Voilà des décennies que la recherche d’une pilule contraceptive pour homme n’aboutissait pas. Certaines femmes doutaient que cette recherche existât, y voyant une marque de machisme de plus, avec la volonté de laisser les contraintes de la contraception aux seules femmes. En 2015, une étude internationale montrait que dans le monde 60 % des femmes en couple avec un homme utilisent une forme de contraception, pour seulement 11 % des hommes. Il s'agit essentiellement du préservatif et de la vasectomie.
Par le passé, les scientifiques ont tenté plusieurs méthodes, comme le Risug (reversible inhibition of sperm under guidance), l’injection contraceptive ou le gel contraceptif. Rien de probant, ou des effets secondaires très pénibles pour les deux partenaires, en particulier des impuissances. C’est qu’il est autrement plus complexe de bloquer la spermatogenèse sans trop de dégâts sur la sexualité que de bloquer l’ovulation ! Il n’existe donc à ce jour aucune contraception hormonale disponible pour l’homme, essentiellement pour des raisons de physiologie.
Un double blocage de l'axe gonadotrope
Des recherches récentes ont montré qu’administrer à la fois de la testostérone et de la progestérone permet de bloquer l’axe gonadotrope, de réduire la production de testostérone et la spermatogenèse. Ainsi, la diméthandrolone undécanoate (DMAU), précurseur converti en diméthandrolone (DMA), lie les récepteurs des androgènes et de la progestérone. Une première étude chez l’homme, menée en double insu dans deux centres, a montré que des doses orales uniques de 200 à 800 mg étaient « bien tolérées » et supprimaient de façon réversible la LH circulante.
Les auteurs ont évalué l’innocuité, la tolérance, la pharmacocinétique (PK) et la pharmacodynamique (PD) d’un traitement quotidien pendant quatre semaines de DMAU par voie orale chez des hommes jeunes (18-50 ans) en bonne santé. Ils ont été randomisés, soit sous un placebo oral quotidien soit sous DMAU au cours d’un repas, en trois groupes de doses (100, 200 ou 400 mg) et selon la formulation, huile H ou poudre P. Sur 100 sujets randomisés, 83 ont terminé l’étude. Tous, quel que soit le groupe de traitement, ont obtenu des réductions des taux de testostérone dans l’intervalle défini d’hypogonadisme, sans différence significative entre les doses ou les formulations.
Tous les sujets du groupe P 400 mg et une douzaine du groupe H 400 mg ont obtenu une suppression de la FSH et de la LH (< 1 IU/L).
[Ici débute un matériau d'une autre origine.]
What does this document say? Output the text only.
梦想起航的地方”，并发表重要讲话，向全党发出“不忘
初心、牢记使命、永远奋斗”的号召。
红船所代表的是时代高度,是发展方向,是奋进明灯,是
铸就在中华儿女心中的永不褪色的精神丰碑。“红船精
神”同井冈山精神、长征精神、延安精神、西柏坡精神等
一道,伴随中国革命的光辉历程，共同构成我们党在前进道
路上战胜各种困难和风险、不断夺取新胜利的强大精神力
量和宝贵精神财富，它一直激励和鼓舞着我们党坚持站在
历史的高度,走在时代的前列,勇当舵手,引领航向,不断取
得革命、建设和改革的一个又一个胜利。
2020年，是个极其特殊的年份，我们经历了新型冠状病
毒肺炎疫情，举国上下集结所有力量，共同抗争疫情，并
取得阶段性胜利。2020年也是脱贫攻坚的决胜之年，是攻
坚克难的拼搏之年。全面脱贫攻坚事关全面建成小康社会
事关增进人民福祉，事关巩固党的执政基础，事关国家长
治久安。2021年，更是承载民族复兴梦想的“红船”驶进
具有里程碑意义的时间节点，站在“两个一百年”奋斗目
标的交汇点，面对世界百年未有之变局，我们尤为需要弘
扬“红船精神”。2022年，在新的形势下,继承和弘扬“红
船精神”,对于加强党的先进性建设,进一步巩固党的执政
Il n’y eut modification ni de l’humeur ni de l’ECG. Le taux de HDL-c a diminué, l’hématocrite a augmenté, ainsi que le poids (médiane de 1,5 à 3,9 kg) dans les groupes DMAU. Il n’a pas été observé d’événements indésirables graves. 9 sujets ont rapporté une diminution de la libido, 1 dans le groupe placebo et 8 sous DMAU (20 %), et 8 cas d’acné ont été signalés (5 médicaments, 3 placebos), tous résolutifs à l’arrêt de l’étude.
Résultats prometteurs mais effets secondaires sérieux
Cette étude montre que l’administration orale quotidienne de DMAU pendant quatre semaines chez des hommes en bonne santé est « bien tolérée », les doses de 400 mg permettant de supprimer les taux sériques de testostérone, de LH et de FSH. Ces résultats prometteurs sont à suivre lors de la poursuite du développement de la DMAU en tant que pilule contraceptive orale masculine.
« Le niveau normal de testostérone chez un homme peut varier entre 350 et 1 100 ng/dL. Après les vingt jours de test, certains participants sont descendus à 13 ng/dL », dixit Seth Cohen, urologue à New York. Pour un autre spécialiste d’andrologie, ce taux est bien en dessous du seuil de castration chimique de 50 ng/dL.
En somme, si pour la première fois une pilule contraceptive orale masculine semble envisageable, on ne peut qu’être réservé sur ses effets : 11 % des sujets ont ressenti une baisse de libido (mais ce phénomène toucherait aussi les femmes sous pilule), et un niveau aussi bas de testostérone peut entraîner des effets secondaires qui peuvent varier, certains étant très sérieux – prise de poids, développement mammaire, thrombose, dépression, effets cutanés, sur les lipides sanguins, la masse osseuse, le poids, etc. Et d’autant plus réservé qu’il ne s’agit ici que d’une étude de très courte durée.